Sunday, August 26, 2007

Another disruption in service - back next week


I'm on holiday in Prague. (I fear that Charles Bridge may be busier than this.)

NHS targets - waiting for change

Apparently an investigation has been launched into waiting list figures at a Lancashire foundation trust. The case at Royal Preston Hospital will be an interesting one to watch.

Managing the public services by target is hazardous as I’ve noted here before. Hopefully the new regime will continue the moves away from targets. However, some experts, such as Professor Colin Talbot in Public Finance, are rather doubtful that a cull of targets will actually occur.

Saturday, August 25, 2007

A new university league table - plus some thoughts on carbon and public services

The campaigning group People and Planet have published an interesting league table showing the greenest (and dirtiest) universities.

I do a lot of work with the further education sector. It would be interesting to see how colleges would perform if subjected to such an examination. Hopefully the Association of Colleges' Green Colleges initiative will build and extend some good practice going on. (I must confess to being a bit skeptical about how representative the colleges were in the AoC's quite positive survey on this issue.)

It is worth remembering that almost all universities and colleges (and many other organisation in the public and third sector) are entitled to a free energy survey by the Carbon Trust.

Before we all get too smug - as individuals we can count our carbon on the excellent Act on co2 website.

Social housing - time to give consumers some clout?

It is disappointing to read in Inside Housing that fewer than one in three of social housing residents in a National Consumer Council (NCC) study said their landlords took on board tenant suggestions for service improvements.

It is noteworthy that residents said local authorities were less likely to provide a flexible housing service or foster a sense of community than housing associations. (Something for the "Defend Council Housing" campaigners to ponder. How about campaigning to "Transform Council Housing"?)

There is a real need to give consumers clout in social housing. That can be done in all sorts of ways. Hopefully we will see a national voice for residents as recommended by the Cave Review. But new forms of accountability and governance are needed with a key role for community gateway housing associations and co-operative housing. Interestingly, the NCC has suggested an approach based on “markets and mutuality”.

Sunday, August 19, 2007

Working in Sarajevo


Apologies for the lack of postings. I am working in Sarajevo. (Excellent timing as its the Sarajevo Film Festival this week.)

Wednesday, August 08, 2007

Charities and bureaucracy - time to cut the red tape

Today's Financial Times reports that the National Audit Office has found that the “baroque complexity” of government funding is jeopardising plans to give charities a bigger role in delivering public services.

The NAO study of 12 large charities found that on average, the charities estimated they each spent £381,000 a year simply managing these multiple funding streams, which include Whitehall departments, local authorities and National Health Service bodies.
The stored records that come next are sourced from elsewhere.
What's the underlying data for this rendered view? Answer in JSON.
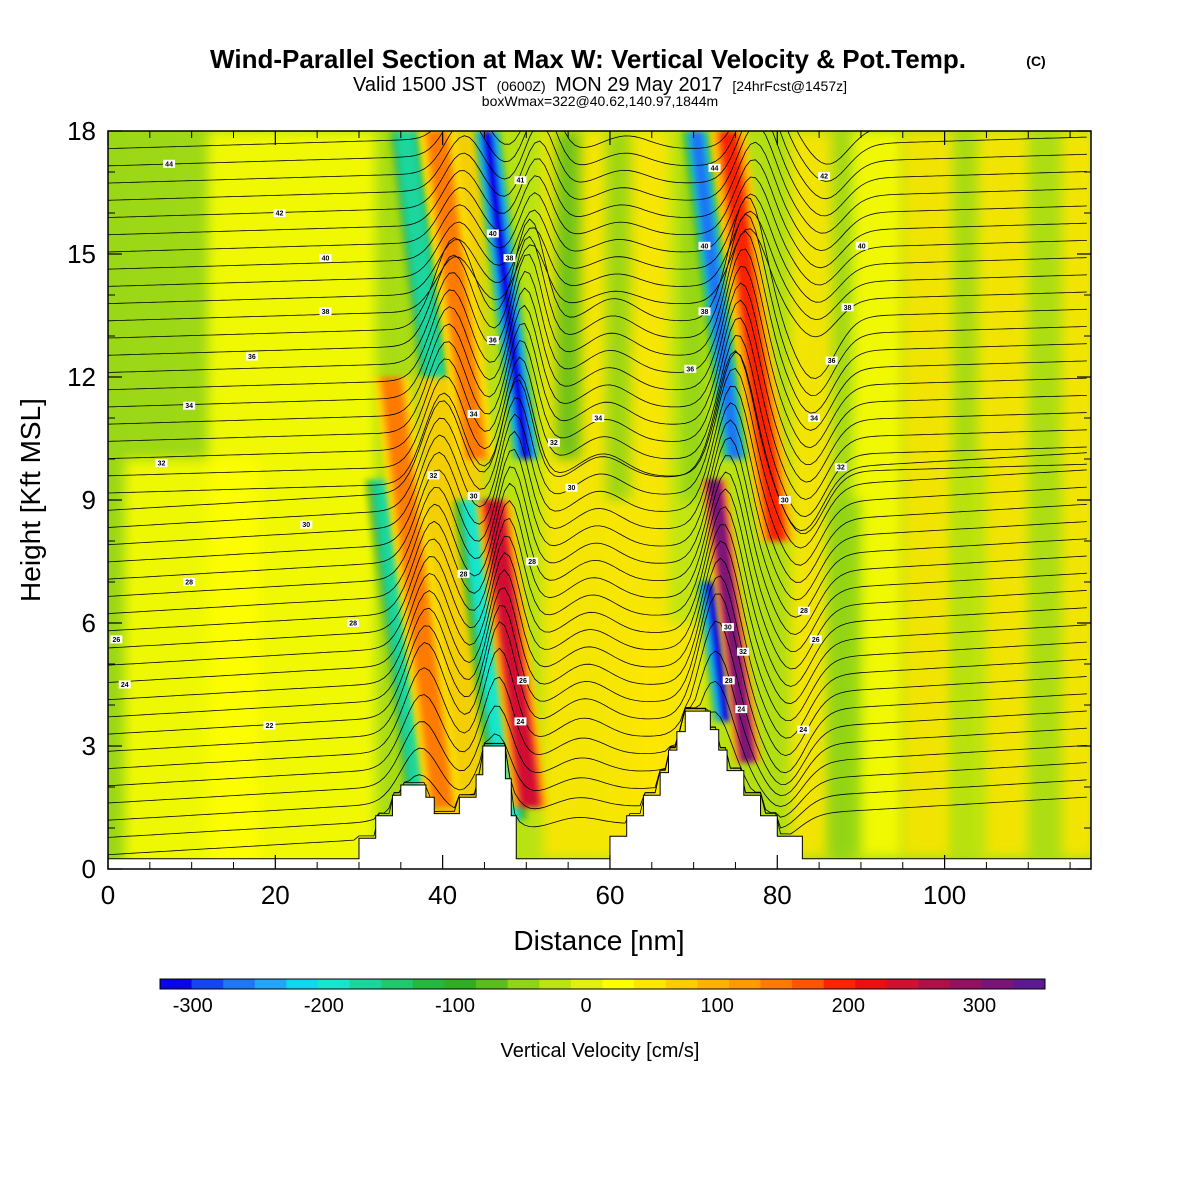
{
  "chart_data": {
    "type": "heatmap",
    "title": "Wind-Parallel Section at Max W: Vertical Velocity & Pot.Temp.",
    "title_mark": "(C)",
    "subtitle_parts": [
      "Valid 1500 JST",
      "(0600Z)",
      "MON 29 May 2017",
      "[24hrFcst@1457z]"
    ],
    "subtitle2": "boxWmax=322@40.62,140.97,1844m",
    "xlabel": "Distance [nm]",
    "ylabel": "Height [Kft MSL]",
    "xlim": [
      0,
      117.5
    ],
    "ylim": [
      0,
      18
    ],
    "x_ticks": [
      "0",
      "20",
      "40",
      "60",
      "80",
      "100"
    ],
    "y_ticks": [
      "0",
      "3",
      "6",
      "9",
      "12",
      "15",
      "18"
    ],
    "colorbar": {
      "label": "Vertical Velocity [cm/s]",
      "range": [
        -325,
        350
      ],
      "tick_labels": [
        "-300",
        "-200",
        "-100",
        "0",
        "100",
        "200",
        "300"
      ],
      "colors": [
        "#0a05e8",
        "#1446f0",
        "#1f77f5",
        "#22a6f7",
        "#10d8f3",
        "#16e6ce",
        "#1ad69d",
        "#1fc96c",
        "#24b93d",
        "#2fae21",
        "#5cbe1d",
        "#8fd417",
        "#bce411",
        "#e1f00c",
        "#fefe02",
        "#ffe600",
        "#ffcc00",
        "#ffb300",
        "#ff9900",
        "#ff7a00",
        "#ff5400",
        "#fb2400",
        "#ec0f10",
        "#d11030",
        "#b01048",
        "#941060",
        "#7a1478",
        "#5d1a90"
      ]
    },
    "terrain_kft": [
      [
        0,
        0.25
      ],
      [
        30,
        0.25
      ],
      [
        30,
        0.75
      ],
      [
        32,
        0.75
      ],
      [
        32,
        1.3
      ],
      [
        34,
        1.3
      ],
      [
        34,
        1.8
      ],
      [
        35,
        1.8
      ],
      [
        35,
        2.05
      ],
      [
        38,
        2.05
      ],
      [
        38,
        1.75
      ],
      [
        39,
        1.75
      ],
      [
        39,
        1.35
      ],
      [
        42,
        1.35
      ],
      [
        42,
        1.75
      ],
      [
        44,
        1.75
      ],
      [
        44,
        2.3
      ],
      [
        44.8,
        2.3
      ],
      [
        44.8,
        3.0
      ],
      [
        47.5,
        3.0
      ],
      [
        47.5,
        2.2
      ],
      [
        48.2,
        2.2
      ],
      [
        48.2,
        1.3
      ],
      [
        48.8,
        1.3
      ],
      [
        48.8,
        0.25
      ],
      [
        60,
        0.25
      ],
      [
        60,
        0.8
      ],
      [
        62,
        0.8
      ],
      [
        62,
        1.3
      ],
      [
        64,
        1.3
      ],
      [
        64,
        1.8
      ],
      [
        66,
        1.8
      ],
      [
        66,
        2.35
      ],
      [
        67,
        2.35
      ],
      [
        67,
        2.9
      ],
      [
        68,
        2.9
      ],
      [
        68,
        3.35
      ],
      [
        69,
        3.35
      ],
      [
        69,
        3.85
      ],
      [
        72,
        3.85
      ],
      [
        72,
        3.4
      ],
      [
        73,
        3.4
      ],
      [
        73,
        2.9
      ],
      [
        74,
        2.9
      ],
      [
        74,
        2.4
      ],
      [
        76,
        2.4
      ],
      [
        76,
        1.8
      ],
      [
        78,
        1.8
      ],
      [
        78,
        1.3
      ],
      [
        80,
        1.3
      ],
      [
        80,
        0.8
      ],
      [
        83,
        0.8
      ],
      [
        83,
        0.25
      ],
      [
        117.5,
        0.25
      ]
    ],
    "vertical_velocity_features": [
      {
        "x": 37.5,
        "top_kft": 9.5,
        "bottom_kft": 1.5,
        "w_cm_s": -180
      },
      {
        "x": 40,
        "top_kft": 12,
        "bottom_kft": 1.5,
        "w_cm_s": 150
      },
      {
        "x": 39,
        "top_kft": 18,
        "bottom_kft": 12,
        "w_cm_s": -180
      },
      {
        "x": 44,
        "top_kft": 18,
        "bottom_kft": 10,
        "w_cm_s": 140
      },
      {
        "x": 48,
        "top_kft": 9,
        "bottom_kft": 1.2,
        "w_cm_s": -200
      },
      {
        "x": 50,
        "top_kft": 18,
        "bottom_kft": 10,
        "w_cm_s": -310
      },
      {
        "x": 50.5,
        "top_kft": 9,
        "bottom_kft": 1.5,
        "w_cm_s": 250
      },
      {
        "x": 74,
        "top_kft": 7,
        "bottom_kft": 3.6,
        "w_cm_s": -320
      },
      {
        "x": 76.5,
        "top_kft": 9.5,
        "bottom_kft": 2.6,
        "w_cm_s": 322
      },
      {
        "x": 75,
        "top_kft": 18,
        "bottom_kft": 10,
        "w_cm_s": -260
      },
      {
        "x": 80,
        "top_kft": 18,
        "bottom_kft": 8,
        "w_cm_s": 200
      }
    ],
    "theta_contour_labels": [
      {
        "text": "44",
        "x": 7.3,
        "y": 17.2
      },
      {
        "text": "42",
        "x": 20.5,
        "y": 16.0
      },
      {
        "text": "40",
        "x": 26,
        "y": 14.9
      },
      {
        "text": "38",
        "x": 26,
        "y": 13.6
      },
      {
        "text": "36",
        "x": 17.2,
        "y": 12.5
      },
      {
        "text": "34",
        "x": 9.7,
        "y": 11.3
      },
      {
        "text": "32",
        "x": 6.4,
        "y": 9.9
      },
      {
        "text": "30",
        "x": 23.7,
        "y": 8.4
      },
      {
        "text": "28",
        "x": 9.7,
        "y": 7.0
      },
      {
        "text": "26",
        "x": 1,
        "y": 5.6
      },
      {
        "text": "24",
        "x": 2,
        "y": 4.5
      },
      {
        "text": "22",
        "x": 19.3,
        "y": 3.5
      },
      {
        "text": "28",
        "x": 29.3,
        "y": 6.0
      },
      {
        "text": "41",
        "x": 49.3,
        "y": 16.8
      },
      {
        "text": "40",
        "x": 46,
        "y": 15.5
      },
      {
        "text": "38",
        "x": 48,
        "y": 14.9
      },
      {
        "text": "36",
        "x": 46,
        "y": 12.9
      },
      {
        "text": "34",
        "x": 43.7,
        "y": 11.1
      },
      {
        "text": "32",
        "x": 38.9,
        "y": 9.6
      },
      {
        "text": "30",
        "x": 43.7,
        "y": 9.1
      },
      {
        "text": "28",
        "x": 42.5,
        "y": 7.2
      },
      {
        "text": "34",
        "x": 58.6,
        "y": 11.0
      },
      {
        "text": "32",
        "x": 53.3,
        "y": 10.4
      },
      {
        "text": "30",
        "x": 55.4,
        "y": 9.3
      },
      {
        "text": "28",
        "x": 50.7,
        "y": 7.5
      },
      {
        "text": "26",
        "x": 49.6,
        "y": 4.6
      },
      {
        "text": "24",
        "x": 49.3,
        "y": 3.6
      },
      {
        "text": "44",
        "x": 72.5,
        "y": 17.1
      },
      {
        "text": "42",
        "x": 85.6,
        "y": 16.9
      },
      {
        "text": "40",
        "x": 71.3,
        "y": 15.2
      },
      {
        "text": "40",
        "x": 90.1,
        "y": 15.2
      },
      {
        "text": "38",
        "x": 71.3,
        "y": 13.6
      },
      {
        "text": "38",
        "x": 88.4,
        "y": 13.7
      },
      {
        "text": "36",
        "x": 69.6,
        "y": 12.2
      },
      {
        "text": "36",
        "x": 86.5,
        "y": 12.4
      },
      {
        "text": "34",
        "x": 84.4,
        "y": 11.0
      },
      {
        "text": "32",
        "x": 87.6,
        "y": 9.8
      },
      {
        "text": "30",
        "x": 80.9,
        "y": 9.0
      },
      {
        "text": "28",
        "x": 83.2,
        "y": 6.3
      },
      {
        "text": "26",
        "x": 84.6,
        "y": 5.6
      },
      {
        "text": "30",
        "x": 74.1,
        "y": 5.9
      },
      {
        "text": "32",
        "x": 75.9,
        "y": 5.3
      },
      {
        "text": "28",
        "x": 74.2,
        "y": 4.6
      },
      {
        "text": "24",
        "x": 75.7,
        "y": 3.9
      },
      {
        "text": "24",
        "x": 83.1,
        "y": 3.4
      }
    ]
  }
}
Each charity had between 95 and more than 4,000 separate funding relationships with public bodies.
If the big businesses of the charity world are entangled in red tape, just think how the smaller charities struggle.

When auditors think that red tape is unreasonable, something should be done.

Friday, August 03, 2007

College mergers: an interesting experiment

August 1st always see a few mergers of further education colleges. This year there seem to be a few more than usual. Maybe the legacy of the Learning & Skills Council, after it has been stripped of its funding roles, will have been more college mergers.

One particularly interesting merger this week was the take over of the struggling Skelmersdale & Ormskirk College by Newcastle College. This is certainly a controversial merger.

While both Skelmersdale and Newcastle are both rather northern colleges, they are 160 miles apart. I’ve worked at colleges where campuses as far apart as nine miles seemed such a long way. During college merger due diligence studies, I’ve raised issues where potential merger partners were an hour apart by road.

Making campuses separated by 160 miles can work will be something of a leadership challenge. (And the hostility of the lecturers’ union UCU is another one.) It will perhaps be complicated by the new localism in further education with the role for local authorities in funding 16-19 learners that is emerging from the changes in what was the Department for Education and Skills.

While the emergence of regional colleges has become increasingly likely, Newcastle College aspires to be more than this – according to the Guardian it has a strategy for becoming a “multi-region college”. This raises some of the issues of big as beautiful discussed on these pages in relation to mega housing associations straddling large parts of England.

It's definitely an interesting experiment.